Ils furent reçus très cordialement par les naturels. Le parti ayant beaucoup souffert du froid et des intempéries, Théodore décida de le faire reposer au milieu d’une tribu aussi hospitalière. Lui-même s’installa dans l’iglou du chef du village, Sigailto, son assistant étant hébergé par le fils de ce dernier. Les vêtements humides furent séchés et l’on s’en procura d’autres plus appropriés à ce climat. Quant au premier second qui avait accompagné l’expédition les premiers jours, il était retourné au bateau depuis quelque temps.

Après quelques jours de repos, Théodore se décida à commencer le relevé des côtes du Prince Régent en remontant vers le nord.
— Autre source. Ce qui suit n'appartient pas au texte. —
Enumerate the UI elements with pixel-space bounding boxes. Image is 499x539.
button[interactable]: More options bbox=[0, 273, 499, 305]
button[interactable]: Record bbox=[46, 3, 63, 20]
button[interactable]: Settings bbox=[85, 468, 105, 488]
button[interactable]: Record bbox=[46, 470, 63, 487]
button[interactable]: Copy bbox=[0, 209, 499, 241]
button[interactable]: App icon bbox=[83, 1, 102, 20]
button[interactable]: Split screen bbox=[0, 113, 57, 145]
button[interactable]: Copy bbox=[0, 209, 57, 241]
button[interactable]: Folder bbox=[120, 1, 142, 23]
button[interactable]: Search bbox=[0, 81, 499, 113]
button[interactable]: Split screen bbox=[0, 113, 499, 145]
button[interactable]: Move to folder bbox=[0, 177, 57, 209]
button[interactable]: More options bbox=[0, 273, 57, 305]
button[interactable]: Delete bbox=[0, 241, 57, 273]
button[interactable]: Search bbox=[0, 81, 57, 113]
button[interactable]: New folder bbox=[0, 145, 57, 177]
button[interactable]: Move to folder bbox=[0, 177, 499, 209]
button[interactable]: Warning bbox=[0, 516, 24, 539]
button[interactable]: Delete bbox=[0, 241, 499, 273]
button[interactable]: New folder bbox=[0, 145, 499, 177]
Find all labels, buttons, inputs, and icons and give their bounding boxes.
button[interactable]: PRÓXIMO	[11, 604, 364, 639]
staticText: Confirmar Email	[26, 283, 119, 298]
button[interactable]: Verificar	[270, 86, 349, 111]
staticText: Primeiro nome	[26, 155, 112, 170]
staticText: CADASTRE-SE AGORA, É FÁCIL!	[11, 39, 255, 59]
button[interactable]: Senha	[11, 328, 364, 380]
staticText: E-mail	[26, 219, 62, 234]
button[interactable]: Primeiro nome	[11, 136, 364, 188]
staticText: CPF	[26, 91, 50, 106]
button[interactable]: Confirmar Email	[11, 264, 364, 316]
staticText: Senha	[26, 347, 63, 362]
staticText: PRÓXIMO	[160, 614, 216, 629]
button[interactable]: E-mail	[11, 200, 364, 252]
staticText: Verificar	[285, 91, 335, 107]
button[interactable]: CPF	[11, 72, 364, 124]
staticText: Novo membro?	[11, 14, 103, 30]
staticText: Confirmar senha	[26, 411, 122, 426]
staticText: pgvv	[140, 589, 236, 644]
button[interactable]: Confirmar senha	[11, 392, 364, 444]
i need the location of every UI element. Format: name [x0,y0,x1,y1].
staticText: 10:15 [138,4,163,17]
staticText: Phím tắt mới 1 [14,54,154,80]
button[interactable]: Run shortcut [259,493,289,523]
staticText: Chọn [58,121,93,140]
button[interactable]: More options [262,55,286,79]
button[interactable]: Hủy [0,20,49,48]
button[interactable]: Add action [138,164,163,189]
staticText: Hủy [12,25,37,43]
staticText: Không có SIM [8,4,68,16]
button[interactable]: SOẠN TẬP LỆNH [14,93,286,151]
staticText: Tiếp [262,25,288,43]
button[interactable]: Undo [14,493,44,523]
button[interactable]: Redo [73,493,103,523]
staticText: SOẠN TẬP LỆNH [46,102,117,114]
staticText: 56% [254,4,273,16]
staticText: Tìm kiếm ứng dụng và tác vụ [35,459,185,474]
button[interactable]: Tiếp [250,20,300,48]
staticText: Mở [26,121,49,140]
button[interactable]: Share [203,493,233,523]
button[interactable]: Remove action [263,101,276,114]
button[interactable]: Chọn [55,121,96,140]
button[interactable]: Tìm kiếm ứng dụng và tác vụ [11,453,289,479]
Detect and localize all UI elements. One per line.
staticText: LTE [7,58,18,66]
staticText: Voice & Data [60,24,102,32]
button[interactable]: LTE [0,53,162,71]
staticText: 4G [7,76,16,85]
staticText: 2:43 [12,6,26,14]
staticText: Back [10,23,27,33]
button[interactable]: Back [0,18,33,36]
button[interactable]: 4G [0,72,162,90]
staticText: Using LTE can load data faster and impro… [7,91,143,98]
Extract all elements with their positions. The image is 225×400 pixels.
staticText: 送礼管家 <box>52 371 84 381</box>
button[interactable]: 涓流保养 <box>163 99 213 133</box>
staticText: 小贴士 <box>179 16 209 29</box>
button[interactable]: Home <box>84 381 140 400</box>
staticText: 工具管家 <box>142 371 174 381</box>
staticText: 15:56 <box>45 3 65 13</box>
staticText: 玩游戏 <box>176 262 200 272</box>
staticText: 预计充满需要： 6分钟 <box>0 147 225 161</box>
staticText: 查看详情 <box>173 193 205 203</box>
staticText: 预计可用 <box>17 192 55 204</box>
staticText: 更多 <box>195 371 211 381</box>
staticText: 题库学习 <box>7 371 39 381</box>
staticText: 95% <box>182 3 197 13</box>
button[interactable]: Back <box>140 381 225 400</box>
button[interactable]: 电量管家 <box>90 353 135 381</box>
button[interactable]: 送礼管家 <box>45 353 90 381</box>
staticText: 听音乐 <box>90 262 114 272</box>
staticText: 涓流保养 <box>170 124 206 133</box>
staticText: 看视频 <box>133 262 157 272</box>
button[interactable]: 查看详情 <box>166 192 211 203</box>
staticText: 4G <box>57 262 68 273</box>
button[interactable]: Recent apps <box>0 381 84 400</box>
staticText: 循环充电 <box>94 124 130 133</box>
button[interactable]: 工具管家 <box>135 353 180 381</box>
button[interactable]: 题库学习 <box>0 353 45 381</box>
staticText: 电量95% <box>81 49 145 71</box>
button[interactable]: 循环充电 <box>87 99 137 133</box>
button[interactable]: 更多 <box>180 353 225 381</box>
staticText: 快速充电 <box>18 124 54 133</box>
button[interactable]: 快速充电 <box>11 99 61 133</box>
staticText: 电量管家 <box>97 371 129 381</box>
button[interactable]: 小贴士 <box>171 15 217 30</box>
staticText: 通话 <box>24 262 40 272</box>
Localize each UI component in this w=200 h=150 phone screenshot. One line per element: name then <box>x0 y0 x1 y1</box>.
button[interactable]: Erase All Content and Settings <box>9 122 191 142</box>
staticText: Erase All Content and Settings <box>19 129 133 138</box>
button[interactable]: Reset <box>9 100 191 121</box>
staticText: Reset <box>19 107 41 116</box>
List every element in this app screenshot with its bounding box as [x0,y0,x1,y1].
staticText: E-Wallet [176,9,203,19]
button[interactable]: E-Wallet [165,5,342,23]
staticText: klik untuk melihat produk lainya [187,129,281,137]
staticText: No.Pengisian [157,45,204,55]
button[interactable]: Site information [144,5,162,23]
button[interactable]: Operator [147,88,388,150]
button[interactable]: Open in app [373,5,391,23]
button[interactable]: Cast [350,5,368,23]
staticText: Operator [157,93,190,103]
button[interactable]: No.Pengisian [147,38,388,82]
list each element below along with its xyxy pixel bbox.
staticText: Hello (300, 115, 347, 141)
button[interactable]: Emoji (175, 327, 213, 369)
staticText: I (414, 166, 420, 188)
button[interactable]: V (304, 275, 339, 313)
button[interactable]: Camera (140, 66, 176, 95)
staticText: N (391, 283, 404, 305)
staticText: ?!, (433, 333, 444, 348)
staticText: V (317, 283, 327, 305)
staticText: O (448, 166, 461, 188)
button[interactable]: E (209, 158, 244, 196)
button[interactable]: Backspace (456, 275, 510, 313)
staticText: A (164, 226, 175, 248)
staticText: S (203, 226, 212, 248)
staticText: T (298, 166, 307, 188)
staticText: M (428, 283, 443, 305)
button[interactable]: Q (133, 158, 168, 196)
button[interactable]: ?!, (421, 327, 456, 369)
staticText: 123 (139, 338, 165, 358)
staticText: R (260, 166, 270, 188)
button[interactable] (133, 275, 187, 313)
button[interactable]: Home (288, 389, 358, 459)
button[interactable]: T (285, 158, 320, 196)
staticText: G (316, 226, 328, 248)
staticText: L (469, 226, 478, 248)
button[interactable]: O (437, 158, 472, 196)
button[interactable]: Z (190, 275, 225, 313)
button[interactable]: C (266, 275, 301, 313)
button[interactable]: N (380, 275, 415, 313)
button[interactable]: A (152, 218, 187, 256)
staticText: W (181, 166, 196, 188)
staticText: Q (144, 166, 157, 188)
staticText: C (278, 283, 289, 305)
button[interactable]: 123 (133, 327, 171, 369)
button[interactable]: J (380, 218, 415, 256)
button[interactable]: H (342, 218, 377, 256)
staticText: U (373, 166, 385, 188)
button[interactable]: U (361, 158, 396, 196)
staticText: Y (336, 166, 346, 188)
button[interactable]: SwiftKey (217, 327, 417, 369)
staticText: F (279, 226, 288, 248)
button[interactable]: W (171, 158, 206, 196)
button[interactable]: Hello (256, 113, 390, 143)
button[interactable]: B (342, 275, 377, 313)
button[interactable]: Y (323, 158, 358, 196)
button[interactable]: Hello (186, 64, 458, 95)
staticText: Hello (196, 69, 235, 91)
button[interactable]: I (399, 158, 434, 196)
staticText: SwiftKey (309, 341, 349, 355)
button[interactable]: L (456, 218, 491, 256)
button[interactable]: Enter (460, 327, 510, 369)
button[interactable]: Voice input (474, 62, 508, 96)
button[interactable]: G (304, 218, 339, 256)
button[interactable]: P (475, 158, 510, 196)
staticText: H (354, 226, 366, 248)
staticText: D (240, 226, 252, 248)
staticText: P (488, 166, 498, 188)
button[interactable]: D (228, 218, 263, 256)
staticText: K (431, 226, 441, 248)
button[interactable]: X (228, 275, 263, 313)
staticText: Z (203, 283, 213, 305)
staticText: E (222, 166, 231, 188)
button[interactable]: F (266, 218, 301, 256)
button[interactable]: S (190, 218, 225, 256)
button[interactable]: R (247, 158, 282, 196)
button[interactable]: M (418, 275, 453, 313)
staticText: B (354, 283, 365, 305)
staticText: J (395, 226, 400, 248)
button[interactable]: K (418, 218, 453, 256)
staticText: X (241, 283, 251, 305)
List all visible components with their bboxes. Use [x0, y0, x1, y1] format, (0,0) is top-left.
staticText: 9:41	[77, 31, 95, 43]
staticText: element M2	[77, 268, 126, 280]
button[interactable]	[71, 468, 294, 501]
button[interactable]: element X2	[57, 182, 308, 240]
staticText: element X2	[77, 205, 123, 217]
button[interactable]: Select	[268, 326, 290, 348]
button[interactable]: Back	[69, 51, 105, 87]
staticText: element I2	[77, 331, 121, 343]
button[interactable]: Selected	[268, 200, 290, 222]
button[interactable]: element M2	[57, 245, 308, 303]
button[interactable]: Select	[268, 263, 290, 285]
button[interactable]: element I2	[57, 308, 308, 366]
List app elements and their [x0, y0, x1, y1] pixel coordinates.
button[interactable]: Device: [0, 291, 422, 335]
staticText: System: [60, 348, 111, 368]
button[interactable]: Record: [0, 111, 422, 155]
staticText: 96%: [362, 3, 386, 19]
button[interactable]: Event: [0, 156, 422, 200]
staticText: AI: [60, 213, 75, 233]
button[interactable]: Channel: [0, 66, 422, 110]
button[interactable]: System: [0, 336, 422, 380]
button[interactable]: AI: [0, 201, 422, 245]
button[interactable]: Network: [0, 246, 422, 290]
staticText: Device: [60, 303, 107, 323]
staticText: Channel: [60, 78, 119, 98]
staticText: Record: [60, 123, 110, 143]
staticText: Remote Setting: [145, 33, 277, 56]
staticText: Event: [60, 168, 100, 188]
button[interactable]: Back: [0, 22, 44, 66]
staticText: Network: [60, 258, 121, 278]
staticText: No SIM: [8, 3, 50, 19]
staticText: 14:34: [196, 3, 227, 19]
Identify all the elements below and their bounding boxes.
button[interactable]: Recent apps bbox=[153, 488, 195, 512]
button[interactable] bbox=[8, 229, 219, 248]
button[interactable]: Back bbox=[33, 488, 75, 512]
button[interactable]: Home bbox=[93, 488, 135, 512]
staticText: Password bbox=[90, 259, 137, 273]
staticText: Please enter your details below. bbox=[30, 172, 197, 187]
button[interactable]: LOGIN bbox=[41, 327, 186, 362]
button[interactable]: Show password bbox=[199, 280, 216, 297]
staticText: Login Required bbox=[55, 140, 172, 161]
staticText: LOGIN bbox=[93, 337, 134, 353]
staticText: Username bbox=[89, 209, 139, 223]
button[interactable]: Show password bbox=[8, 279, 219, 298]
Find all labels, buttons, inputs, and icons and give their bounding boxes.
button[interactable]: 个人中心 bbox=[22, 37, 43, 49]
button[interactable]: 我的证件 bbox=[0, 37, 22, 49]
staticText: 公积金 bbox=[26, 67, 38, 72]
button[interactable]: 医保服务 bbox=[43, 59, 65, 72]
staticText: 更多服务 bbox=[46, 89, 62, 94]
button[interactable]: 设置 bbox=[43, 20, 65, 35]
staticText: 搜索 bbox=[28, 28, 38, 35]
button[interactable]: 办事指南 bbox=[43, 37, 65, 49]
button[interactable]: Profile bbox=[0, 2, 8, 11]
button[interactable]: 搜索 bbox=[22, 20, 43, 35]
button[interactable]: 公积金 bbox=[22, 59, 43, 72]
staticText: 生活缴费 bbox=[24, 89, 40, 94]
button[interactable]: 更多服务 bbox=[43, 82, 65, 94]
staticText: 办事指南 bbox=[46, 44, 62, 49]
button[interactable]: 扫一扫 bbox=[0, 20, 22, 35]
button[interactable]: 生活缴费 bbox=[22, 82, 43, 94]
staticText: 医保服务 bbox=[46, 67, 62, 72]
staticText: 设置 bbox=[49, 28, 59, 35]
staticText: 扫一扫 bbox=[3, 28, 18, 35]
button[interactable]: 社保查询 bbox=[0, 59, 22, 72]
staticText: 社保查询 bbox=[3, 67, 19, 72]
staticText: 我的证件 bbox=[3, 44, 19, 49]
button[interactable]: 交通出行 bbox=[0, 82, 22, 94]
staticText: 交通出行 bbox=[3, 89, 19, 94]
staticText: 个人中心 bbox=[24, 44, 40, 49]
Après trois jours de marche, il dut revenir sur ses pas, la glace n’étant pas encore prise, au large du golfe Boothia. Il lui était impossible de pousser de l’avant. Il revint donc sur ses pas, retournant au bateau par le même chemin d’où il était venu. Il y arriva le 17 novembre. À son voyage de retour, instruit par l’expérience, il mit sa tente de côté. Chaque soir ses Esquimaux construisaient une hutte de neige. Quoique froide, elle était plus confortable, mais il fut impossible de se servir de lampes esquimaudes, celles-ci étant « tabous » aux hommes. Il n’y a que les femmes qui doivent y veiller et les entretenir. À l’entrée de la baie Moffet, il fut surpris par une épouvantable tempête de neige poussée par un fort vent. Après une très pénible marche forcée de douze heures, il s’aperçut qu’il était revenu à son point de départ. L’on ne voyait ni ciel, ni terre, mais l’instinct des chiens découvrit la hutte abandonnée ce même matin. Les jours étaient maintenant très courts, le soleil ne se montrant plus que deux heures par jour. L’atmosphère étant toujours chargée de vapeurs, il n’était visible qu’une ou deux fois par semaine. Comme le compas magnétique est absolument inutile dans ces endroits, avec une variation de 88 à 115 degrés, il était aussi impossible de prendre des observations solaires pour faire un travail exact. La neige qui était tombée rendait aussi la marche plus pénible. Près des pointes, les glaces brisées, tourmentées et broyées avaient été jetées pêle-mêle sous la poussée des marées. Maintes fois, chiens, traîneaux et hommes disparaissaient complètement, engloutis dans les crevasses de 10 à 15 pieds de profondeur. Les hommes criaient, les chiens hurlaient, se mordaient et emmêlaient leurs attelages de nœuds compliqués ou les brisaient sur les glaces coupantes des bordillons.

Au moyen d’une hachette, il fallait creuser des marches dans la surface lisse des glaces. Chaque infructueux essai de sortir du précipice était salué de rires gouailleurs. Toujours la bonne humeur l’emportait, et l’on se remettait vite de ces avaries. Aussi, fut-ce avec une joie sans mélanges et le cœur content, que ce 17 novembre au soir, le petit groupe d’aventuriers saluait le bateau, leur unique home en ces terres désolées.

Pyré, en revoyant son maître, était fou de joie. Il ne lui en voulait plus d’avoir trompé sa vigilance en l’abandonnant ainsi. Étant trop aristocrate pour servir de chien de trait, il ne pouvait être d’aucune utilité à nos voyageurs. L’on avait bien essayé, mais sans succès, de l’habituer à cet esclavage.